I saw a beautiful and rare sight today as I went to class at 8 AM. On my way towards the stairs I heard that it was raining outside so I grabbed a jacket out of my darkened dorm and made my way to the lobby of the Griesedeck Complex. It was my first time to see the campus after a downpour. The trees were dripping, grass seemed greener, and one could smell the dust that was beaten down in the rain. It was relatively calm all around. As I gazed across the campus skyline, I saw the powerful steeple of the University Church jutting into the air. It seemed as if a person could climb to the top of the steeple and leap into heaven. You see, the storm was building on the right side, and other ominous clouds were crowding toward it on the left. The sun could barely peek through, but the light that escaped through this gateway was brilliant and of a rich color. I think this morning while God was “moving some furniture around” (my excuse for thunder when I was little), St. Xavier, the patron saint of the church, was smiling on all of the freshman leaving Gries for their 8 o’clock class.

I’m sure everyone wonders who I am. John isn’t in college… he doesn’t live in a dorm. My name’s Sarah. This is my entry. John left this in my hands for the next couple days while he’s undergoing surgery and recovery. I have great faith that he will be back in only a few days and you will not have to deal with my crappy writing.

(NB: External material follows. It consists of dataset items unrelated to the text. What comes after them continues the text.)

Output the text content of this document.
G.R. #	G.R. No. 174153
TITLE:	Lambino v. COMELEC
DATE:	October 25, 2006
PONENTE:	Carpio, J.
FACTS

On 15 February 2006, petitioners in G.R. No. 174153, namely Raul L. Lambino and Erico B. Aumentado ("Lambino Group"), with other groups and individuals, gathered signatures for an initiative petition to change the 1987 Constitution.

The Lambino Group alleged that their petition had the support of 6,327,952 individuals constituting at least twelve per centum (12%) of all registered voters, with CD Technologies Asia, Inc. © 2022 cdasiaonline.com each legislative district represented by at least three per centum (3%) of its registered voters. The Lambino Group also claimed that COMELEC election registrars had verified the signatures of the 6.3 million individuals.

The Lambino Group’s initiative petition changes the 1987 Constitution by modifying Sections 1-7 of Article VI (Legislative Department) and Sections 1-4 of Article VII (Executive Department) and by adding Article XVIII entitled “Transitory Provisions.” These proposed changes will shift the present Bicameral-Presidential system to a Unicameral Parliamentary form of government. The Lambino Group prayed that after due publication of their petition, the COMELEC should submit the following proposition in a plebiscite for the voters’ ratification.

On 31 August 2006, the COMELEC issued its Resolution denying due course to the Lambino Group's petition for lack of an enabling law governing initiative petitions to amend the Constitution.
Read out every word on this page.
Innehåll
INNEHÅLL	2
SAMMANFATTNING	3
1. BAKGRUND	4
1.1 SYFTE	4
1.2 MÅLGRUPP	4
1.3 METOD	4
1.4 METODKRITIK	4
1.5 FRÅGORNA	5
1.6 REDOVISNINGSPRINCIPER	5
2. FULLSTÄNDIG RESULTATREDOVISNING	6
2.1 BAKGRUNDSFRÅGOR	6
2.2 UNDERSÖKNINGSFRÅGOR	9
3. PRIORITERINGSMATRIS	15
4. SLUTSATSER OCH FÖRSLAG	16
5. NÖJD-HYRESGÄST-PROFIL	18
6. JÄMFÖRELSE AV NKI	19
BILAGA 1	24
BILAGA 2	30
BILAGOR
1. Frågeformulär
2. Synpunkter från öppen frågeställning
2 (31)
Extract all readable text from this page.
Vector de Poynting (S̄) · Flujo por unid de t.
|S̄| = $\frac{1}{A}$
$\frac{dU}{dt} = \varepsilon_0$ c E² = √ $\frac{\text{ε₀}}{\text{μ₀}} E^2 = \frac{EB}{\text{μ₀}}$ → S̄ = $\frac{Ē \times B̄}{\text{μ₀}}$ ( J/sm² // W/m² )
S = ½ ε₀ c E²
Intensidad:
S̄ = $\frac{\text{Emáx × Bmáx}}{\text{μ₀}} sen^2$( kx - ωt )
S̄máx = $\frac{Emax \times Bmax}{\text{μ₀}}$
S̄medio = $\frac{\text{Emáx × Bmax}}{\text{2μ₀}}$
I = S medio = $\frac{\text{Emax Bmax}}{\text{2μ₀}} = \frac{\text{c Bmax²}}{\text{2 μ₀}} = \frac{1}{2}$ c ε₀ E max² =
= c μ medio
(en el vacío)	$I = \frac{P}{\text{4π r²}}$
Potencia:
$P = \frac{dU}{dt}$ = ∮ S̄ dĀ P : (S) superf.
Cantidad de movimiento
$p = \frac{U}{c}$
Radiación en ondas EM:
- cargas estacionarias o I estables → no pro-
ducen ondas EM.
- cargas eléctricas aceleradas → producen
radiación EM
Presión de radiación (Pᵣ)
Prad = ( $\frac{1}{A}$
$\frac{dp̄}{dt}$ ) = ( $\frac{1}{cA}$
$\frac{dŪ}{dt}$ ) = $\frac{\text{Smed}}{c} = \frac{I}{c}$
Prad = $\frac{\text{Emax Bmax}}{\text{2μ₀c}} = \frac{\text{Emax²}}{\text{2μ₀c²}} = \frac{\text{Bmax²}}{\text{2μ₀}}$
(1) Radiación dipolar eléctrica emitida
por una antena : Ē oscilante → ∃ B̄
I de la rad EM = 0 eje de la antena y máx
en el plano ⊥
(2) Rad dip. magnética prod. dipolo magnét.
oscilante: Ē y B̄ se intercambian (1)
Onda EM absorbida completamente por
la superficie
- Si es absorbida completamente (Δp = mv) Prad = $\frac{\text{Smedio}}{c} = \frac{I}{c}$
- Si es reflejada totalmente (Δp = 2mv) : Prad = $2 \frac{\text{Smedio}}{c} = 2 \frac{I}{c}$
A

I’ll give you a bit of my background just for the hell of it basically….I’m from a small town in Illinois, just outside the Quad-City area. I’m 18 years old and I’m now attending Saint Louis University, home of the Billikens. Woo Hoo! My graduating class at home was 59, and I have twice that many people on two floors of my dorm. It’s and adventure so far, but it’s definitely an adventure that I’m learning to love. The paragraph above about the clouds this morning was written between classes of mine, and I decided to include it in here as kind of an opening.

John and I met in a chat room over a year ago, and although he never says my name in his journal entries, he’s talked about me once or twice. Actually more than that even. Usually I appear in here when we’re arguing about something..I don’t really like arguing with John because it takes so much out of me, but shit happens I suppose. I know he realizes this, and I do to….I always come back. It may take a few days, weeks or even months, but I do. Although we’ve never actually met in person, I think we probably will someday. I don’t know if he thinks that, but I still do.

Well, until tomorrow folks, take care and God bless. (And I promise tomorrow will be better!)